Postby Artella » Tue Jun 21, 2016 7:44 pm

HI

This is the first time I've ever went to a forum to talk about my depression.

I'm 65 years old and just this past month I have banned dumped into a depression from hell.

Ive been able to maintain and live life relatively without a terrible breakdown since 1998.

I had PTSD in 1998 from my. job and have since done several things to grow and get out of the terrible mess I was in.

Things were going great until December 2014 when I totaled my car. Then I moved. I bought a car. It was too much and i took out bankruptcy and lost the car I bought.

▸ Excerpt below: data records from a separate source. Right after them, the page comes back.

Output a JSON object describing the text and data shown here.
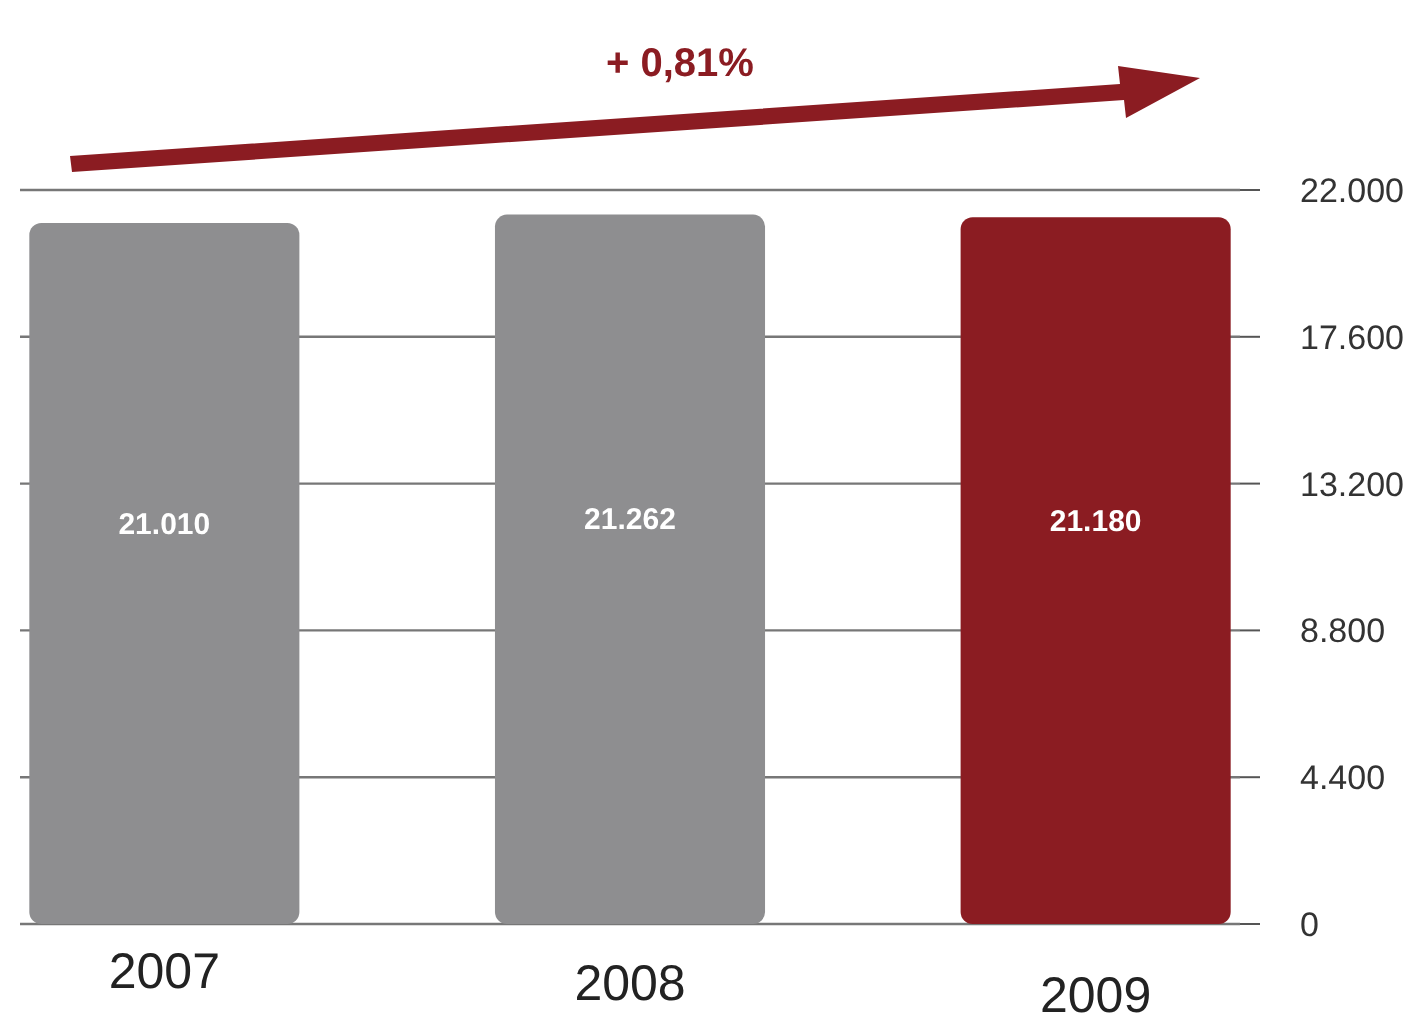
{
  "chart_data": {
    "type": "bar",
    "categories": [
      "2007",
      "2008",
      "2009"
    ],
    "values": [
      21010,
      21262,
      21180
    ],
    "colors": [
      "#8e8e90",
      "#8e8e90",
      "#8b1c22"
    ],
    "value_labels": [
      "21.010",
      "21.262",
      "21.180"
    ],
    "ylim": [
      0,
      22000
    ],
    "yticks": [
      {
        "value": 0,
        "label": "0"
      },
      {
        "value": 4400,
        "label": "4.400"
      },
      {
        "value": 8800,
        "label": "8.800"
      },
      {
        "value": 13200,
        "label": "13.200"
      },
      {
        "value": 17600,
        "label": "17.600"
      },
      {
        "value": 22000,
        "label": "22.000"
      }
    ],
    "grid": "y",
    "annotations": [
      "+ 0,81%"
    ]
  }
}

Everything been living in a place since last September and I don't have any friends.

My kids are grown and do their own thing.

This past two months I've changed my thyroid medication and had a huge crash (in my head). I called my psychiatrist and he gave me prozac. It was making my brain say I wanted to die. The dr took me off it.

So now I just take bupropion for depression, xanax for anxiety. For sleeping I'm taking melatonin.

My problem is lonliness and not having somebody to talk to. I feel like a prisoner in my apt, because I can't get to places without transportation.

I have not felt such a large hole inside of me for being lonely. I don't want to die or kill myself, but I'm afraid of something happening to me.

I was just wondering if some of this depression is because I just turned 65.

And I want to talk to somebody.

I don't have flash so I guess I will not be able to participate in the chats.

bhopefu11
Posts: 1
Joined: Thu Jun 23, 2016 1:07 am

Re: Hello

Postby bhopefu11 » Thu Jun 23, 2016 1:27 am

I’m very sorry to know about your situation, and it must be difficult for you to take care of yourself. I’m glad you are working with your psychiatrist to get the right medication. Are you also doing any talk therapy? It’s good of you to reaching out. Will be praying for you!

__d
Posts: 8
Joined: Mon Jun 20, 2016 6:56 pm

Re: Hello

Postby __d » Thu Jun 23, 2016 10:28 am

Hi Artella

You will not be alone here. Please keep writing about and sharing your experiences and feelings.